14:24 Aujourd'hui, la plus grande ville du continent africain s'étend jusqu'au pied des pyramides. (14:29)

14:34

L'égyptomanie, en vogue depuis l'expédition de Bonaparte, attira en Égypte des missions culturelles en provenance de tous les pays d'Europe. Le 15 octobre 1842, un groupe d'Allemands hardis escalade à grand peine la pyramide de Khéops, drapeau sous le bras. C'est la délégation prussienne, venue fêter l'anniversaire du roi Frédéric-Guillaume IV au sommet de la pyramide. Sous les regards étonnés des guides arabes, la petite troupe acclame son roi. (15:05)

15:12

Lorsque Chéops fit construire sa pyramide, c'était la seule sur le plateau de Gizeh. Son successeur Khéphren y fit ensuite bâtir la sienne. La construction de ces monuments demeure toujours une énigme. Personne ne sait exactement comment ils furent réalisés. À certaines époques de l'année, des milliers de travailleurs s'installaient dans les logements des ouvriers, proches du chantier. L'Égypte pharaonique était un peuple d'agriculteurs qui se retrouvaient régulièrement sans travail. Car chaque année, les crues inondaient les champs, interdisant longtemps les travaux agricoles. Pendant les hautes eaux, le débit des canaux permettait de plus aux barques de transport d'accoster au chantier. Tout le peuple laborieux était alors à la disposition du souverain pour des tâches plus "nobles". (15:54)

15:56 Pour construire, on aménageait probablement des levées de terre autour de la pyramide. Sur ces levées, des chemins sablonneux permettaient certainement d'utiliser des traîneaux pour transporter les pierres. (16:08)

16:15 On estime qu'environ 20.000 hommes participaient à la construction de la pyramide, dont un tiers seulement à Gizeh même. L'autre tiers taillait les pierres, le dernier s'occupant de l'infrastructure et du transport en direction du chantier. (16:31)

16:32 Seules des levées de terre ont pu permettre les travaux de finition sur les faces extérieures ; car un échafaudage autour de l'ensemble de l'édifice semble impensable ; d'autant que le bois était très rare. (16:42)

16:49 L'Égypte et le Nil ne font qu'un. Le Nil possède un débit et des crues plus réguliers que ceux d'aucun autre fleuve au monde. Tout changement dans le régime du fleuve représentait une menace sérieuse pour la civilisation de l'Égypte ancienne. Le niveau des eaux au moment de la crue déterminait le montant des impôts. (17:06)

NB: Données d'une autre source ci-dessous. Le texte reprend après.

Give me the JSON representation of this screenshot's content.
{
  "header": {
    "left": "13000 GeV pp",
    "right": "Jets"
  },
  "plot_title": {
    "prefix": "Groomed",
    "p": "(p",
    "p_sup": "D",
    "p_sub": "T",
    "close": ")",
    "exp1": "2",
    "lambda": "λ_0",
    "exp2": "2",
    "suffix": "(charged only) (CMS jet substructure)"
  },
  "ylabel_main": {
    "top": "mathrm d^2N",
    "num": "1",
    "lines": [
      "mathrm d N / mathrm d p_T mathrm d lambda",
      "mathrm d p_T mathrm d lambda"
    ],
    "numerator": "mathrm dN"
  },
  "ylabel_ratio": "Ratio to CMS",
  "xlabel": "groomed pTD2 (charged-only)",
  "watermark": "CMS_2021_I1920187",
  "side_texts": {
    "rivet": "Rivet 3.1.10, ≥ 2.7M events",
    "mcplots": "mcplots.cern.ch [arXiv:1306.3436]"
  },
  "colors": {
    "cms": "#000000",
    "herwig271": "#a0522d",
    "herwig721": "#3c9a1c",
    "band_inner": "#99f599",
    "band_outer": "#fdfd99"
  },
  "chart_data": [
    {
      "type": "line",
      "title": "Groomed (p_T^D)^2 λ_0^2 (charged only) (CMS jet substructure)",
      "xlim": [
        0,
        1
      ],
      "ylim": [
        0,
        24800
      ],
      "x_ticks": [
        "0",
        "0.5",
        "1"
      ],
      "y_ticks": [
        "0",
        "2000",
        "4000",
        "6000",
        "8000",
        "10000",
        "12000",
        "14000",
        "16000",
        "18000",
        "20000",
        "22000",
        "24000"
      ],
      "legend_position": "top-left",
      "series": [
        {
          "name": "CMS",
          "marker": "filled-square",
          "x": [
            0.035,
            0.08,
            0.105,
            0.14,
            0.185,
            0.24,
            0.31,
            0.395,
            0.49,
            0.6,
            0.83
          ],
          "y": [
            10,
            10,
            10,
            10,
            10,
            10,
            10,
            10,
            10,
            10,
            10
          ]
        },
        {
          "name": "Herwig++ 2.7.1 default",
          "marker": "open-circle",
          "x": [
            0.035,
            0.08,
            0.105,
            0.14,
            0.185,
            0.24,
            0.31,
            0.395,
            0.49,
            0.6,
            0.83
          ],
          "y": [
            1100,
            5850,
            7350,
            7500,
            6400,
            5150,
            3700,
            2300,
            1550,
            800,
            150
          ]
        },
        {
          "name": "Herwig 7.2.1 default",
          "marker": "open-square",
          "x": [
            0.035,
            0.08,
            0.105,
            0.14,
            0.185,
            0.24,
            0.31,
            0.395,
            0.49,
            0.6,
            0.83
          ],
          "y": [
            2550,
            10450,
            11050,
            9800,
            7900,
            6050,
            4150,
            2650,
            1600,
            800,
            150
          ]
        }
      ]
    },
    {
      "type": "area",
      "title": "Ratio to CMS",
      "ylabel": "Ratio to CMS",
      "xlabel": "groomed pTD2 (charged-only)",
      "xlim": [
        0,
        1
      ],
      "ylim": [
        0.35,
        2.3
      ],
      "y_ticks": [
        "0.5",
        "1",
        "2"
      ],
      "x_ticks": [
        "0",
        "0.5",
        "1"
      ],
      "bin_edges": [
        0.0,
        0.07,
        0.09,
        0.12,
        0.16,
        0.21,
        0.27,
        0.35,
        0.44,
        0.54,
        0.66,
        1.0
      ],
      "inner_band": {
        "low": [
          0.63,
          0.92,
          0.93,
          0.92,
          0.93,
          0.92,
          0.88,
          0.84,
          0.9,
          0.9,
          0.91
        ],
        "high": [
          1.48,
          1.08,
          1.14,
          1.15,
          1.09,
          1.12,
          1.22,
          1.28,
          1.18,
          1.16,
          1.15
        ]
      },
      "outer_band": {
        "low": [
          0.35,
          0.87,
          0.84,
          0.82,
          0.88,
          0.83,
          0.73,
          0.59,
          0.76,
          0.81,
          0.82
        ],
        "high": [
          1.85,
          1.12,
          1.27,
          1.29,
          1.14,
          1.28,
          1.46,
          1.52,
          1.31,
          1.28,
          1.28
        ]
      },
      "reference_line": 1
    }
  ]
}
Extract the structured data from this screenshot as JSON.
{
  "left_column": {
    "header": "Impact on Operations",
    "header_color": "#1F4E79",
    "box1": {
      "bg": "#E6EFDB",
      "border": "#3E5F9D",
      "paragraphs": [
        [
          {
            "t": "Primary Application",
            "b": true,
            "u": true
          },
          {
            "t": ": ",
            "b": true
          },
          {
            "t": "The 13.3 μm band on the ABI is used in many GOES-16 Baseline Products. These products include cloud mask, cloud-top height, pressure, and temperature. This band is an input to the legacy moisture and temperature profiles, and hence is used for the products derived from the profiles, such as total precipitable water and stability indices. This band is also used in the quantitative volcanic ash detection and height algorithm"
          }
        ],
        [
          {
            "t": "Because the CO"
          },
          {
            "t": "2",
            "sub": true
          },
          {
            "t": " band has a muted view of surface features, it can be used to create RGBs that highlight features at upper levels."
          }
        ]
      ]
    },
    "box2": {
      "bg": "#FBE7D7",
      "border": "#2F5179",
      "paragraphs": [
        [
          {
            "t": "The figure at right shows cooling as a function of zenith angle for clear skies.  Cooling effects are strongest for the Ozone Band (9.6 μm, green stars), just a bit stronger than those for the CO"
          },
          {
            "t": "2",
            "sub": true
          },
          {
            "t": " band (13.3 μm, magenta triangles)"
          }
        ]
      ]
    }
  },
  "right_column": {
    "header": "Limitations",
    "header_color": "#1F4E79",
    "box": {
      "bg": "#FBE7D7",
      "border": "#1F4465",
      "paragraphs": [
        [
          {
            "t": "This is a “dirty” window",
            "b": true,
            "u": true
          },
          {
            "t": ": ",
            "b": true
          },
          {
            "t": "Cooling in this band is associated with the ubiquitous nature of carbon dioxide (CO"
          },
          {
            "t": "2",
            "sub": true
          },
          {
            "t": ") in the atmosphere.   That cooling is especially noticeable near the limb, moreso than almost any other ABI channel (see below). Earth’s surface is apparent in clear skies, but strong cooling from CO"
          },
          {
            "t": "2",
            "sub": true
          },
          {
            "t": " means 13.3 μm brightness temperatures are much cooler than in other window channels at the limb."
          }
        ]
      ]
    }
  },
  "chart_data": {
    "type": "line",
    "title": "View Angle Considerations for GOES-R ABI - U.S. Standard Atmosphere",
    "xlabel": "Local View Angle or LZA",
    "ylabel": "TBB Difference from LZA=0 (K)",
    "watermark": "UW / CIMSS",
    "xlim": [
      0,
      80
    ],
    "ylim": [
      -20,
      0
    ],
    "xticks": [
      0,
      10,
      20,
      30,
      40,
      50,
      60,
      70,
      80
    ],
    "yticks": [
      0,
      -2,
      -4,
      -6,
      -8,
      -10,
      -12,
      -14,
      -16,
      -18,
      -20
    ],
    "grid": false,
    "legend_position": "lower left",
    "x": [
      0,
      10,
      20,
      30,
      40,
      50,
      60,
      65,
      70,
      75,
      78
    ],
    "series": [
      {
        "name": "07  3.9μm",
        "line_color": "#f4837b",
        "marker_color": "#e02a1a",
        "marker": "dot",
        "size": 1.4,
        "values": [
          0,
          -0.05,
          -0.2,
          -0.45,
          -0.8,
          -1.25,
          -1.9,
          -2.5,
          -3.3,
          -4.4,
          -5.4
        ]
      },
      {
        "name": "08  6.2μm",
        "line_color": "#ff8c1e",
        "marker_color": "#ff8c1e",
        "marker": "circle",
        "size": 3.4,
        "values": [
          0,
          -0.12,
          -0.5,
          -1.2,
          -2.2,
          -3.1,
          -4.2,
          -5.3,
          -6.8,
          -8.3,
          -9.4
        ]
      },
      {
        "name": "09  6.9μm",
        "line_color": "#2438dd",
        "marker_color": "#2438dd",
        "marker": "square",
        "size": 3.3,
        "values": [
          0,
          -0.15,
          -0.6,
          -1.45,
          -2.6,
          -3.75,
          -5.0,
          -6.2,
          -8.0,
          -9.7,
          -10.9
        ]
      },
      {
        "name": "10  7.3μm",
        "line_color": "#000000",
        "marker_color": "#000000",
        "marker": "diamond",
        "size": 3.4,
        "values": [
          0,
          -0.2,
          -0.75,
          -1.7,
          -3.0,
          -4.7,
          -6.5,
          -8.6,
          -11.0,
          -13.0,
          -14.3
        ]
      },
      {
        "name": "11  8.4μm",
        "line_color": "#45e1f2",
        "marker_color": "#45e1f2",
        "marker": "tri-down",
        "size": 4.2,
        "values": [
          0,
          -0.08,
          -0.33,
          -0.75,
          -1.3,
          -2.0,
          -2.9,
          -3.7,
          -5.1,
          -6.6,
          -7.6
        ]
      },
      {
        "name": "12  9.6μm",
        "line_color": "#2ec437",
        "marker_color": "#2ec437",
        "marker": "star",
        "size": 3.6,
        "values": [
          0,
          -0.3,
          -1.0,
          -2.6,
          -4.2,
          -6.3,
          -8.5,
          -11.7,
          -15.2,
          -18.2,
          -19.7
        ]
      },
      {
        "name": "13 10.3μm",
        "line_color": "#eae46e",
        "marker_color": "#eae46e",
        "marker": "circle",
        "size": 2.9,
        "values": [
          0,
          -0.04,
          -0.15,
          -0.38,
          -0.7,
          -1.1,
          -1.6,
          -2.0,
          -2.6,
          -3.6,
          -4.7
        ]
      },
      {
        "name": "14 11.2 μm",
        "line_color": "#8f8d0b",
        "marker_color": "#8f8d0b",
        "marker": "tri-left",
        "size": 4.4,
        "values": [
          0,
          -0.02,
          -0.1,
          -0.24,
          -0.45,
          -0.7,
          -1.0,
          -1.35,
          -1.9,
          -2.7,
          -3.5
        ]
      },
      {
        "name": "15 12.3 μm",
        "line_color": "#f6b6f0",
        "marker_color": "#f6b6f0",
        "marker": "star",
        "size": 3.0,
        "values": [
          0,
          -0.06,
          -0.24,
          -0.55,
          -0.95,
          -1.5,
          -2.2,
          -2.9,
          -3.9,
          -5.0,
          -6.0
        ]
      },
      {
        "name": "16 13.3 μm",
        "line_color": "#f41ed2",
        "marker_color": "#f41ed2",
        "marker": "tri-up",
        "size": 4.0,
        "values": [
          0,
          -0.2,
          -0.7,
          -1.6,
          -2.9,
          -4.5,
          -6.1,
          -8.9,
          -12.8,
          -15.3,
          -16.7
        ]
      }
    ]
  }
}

17:07 À Assouan, les encoches du Nilomètre montrent jusqu'à quelle hauteur les flots pouvaient monter. Ici, la crue a atteint jusqu'à 10 mètres de hauteur. Lorsque la hauteur de la crue était inférieure de 2 mètres à la normale, les récoltes étaient sérieusement menacées. 17:20

17:40

En amont du fleuve, non loin de la ville soudanaise de Khartoum, la technique de construction des embarcations nilotiques est restée la même depuis 4000 ans. Les grands arbres sont rares. La coque se compose de madriers. Selon une technique millénaire, les artisans les découpent dans le tronc. (17:57)

18:12

Des clous servent à assembler la barque à la forme millénaire. (18:14)

18:19

Les Anciens Égyptiens étaient convaincus que la barque représentait également le seul moyen de traverser le monde d'en bas. (18:25)

19:27

Dans l'esprit des anciens Egyptiens, l'au-delà ressemblait fortement à leur univers des bords du Nil. Le fleuve est le symbole même de la vie. Il traverse le monde des vivants comme celui des morts. Dans les anciennes tombes, le paradis ressemble exactement au paysage champêtre des bords du Nil. Le fleuve est bordé de champs de lin et de dattiers. (19:50)

19:51 Les lois de la nature étaient ressenties comme des principes divins, sources de bonheur. (19:55)

20:08

Dans une tombe thébaine, on voit les champs de Ialou, le paradis des bienheureux évoqués dans le Livre de Morts. (20.16)

20.23 Des images aux couleurs vives montrent le défunt en compagnie de son épouse, au moment de la récolte. (20:27)

20:35

Une chambre de la face nord de la pyramide du roi Djoser est percée de deux trous semblables à des yeux. Derrière se cache la plus ancienne statue grandeur nature d'Égypte : de sa petite pièce, le roi peut porter son regard vers le nord et, la nuit venue, contempler les étoiles circumpolaires, toujours présentes au firmament. (20:55)

20:58 Les monuments funéraires égyptiens sont impressionnants ; mais ils reflètent surtout un amour profond des beautés de la vie terrestre. Des groupes de servantes portent toutes sortes de plats délicieux et accompagnent le défunt pour l'éternité. Bien entendu, tout est prévu pour lui permettre, même dans l'au-delà, de pratiquer la chasse à l'hippopotame sur le fleuve. (21:19)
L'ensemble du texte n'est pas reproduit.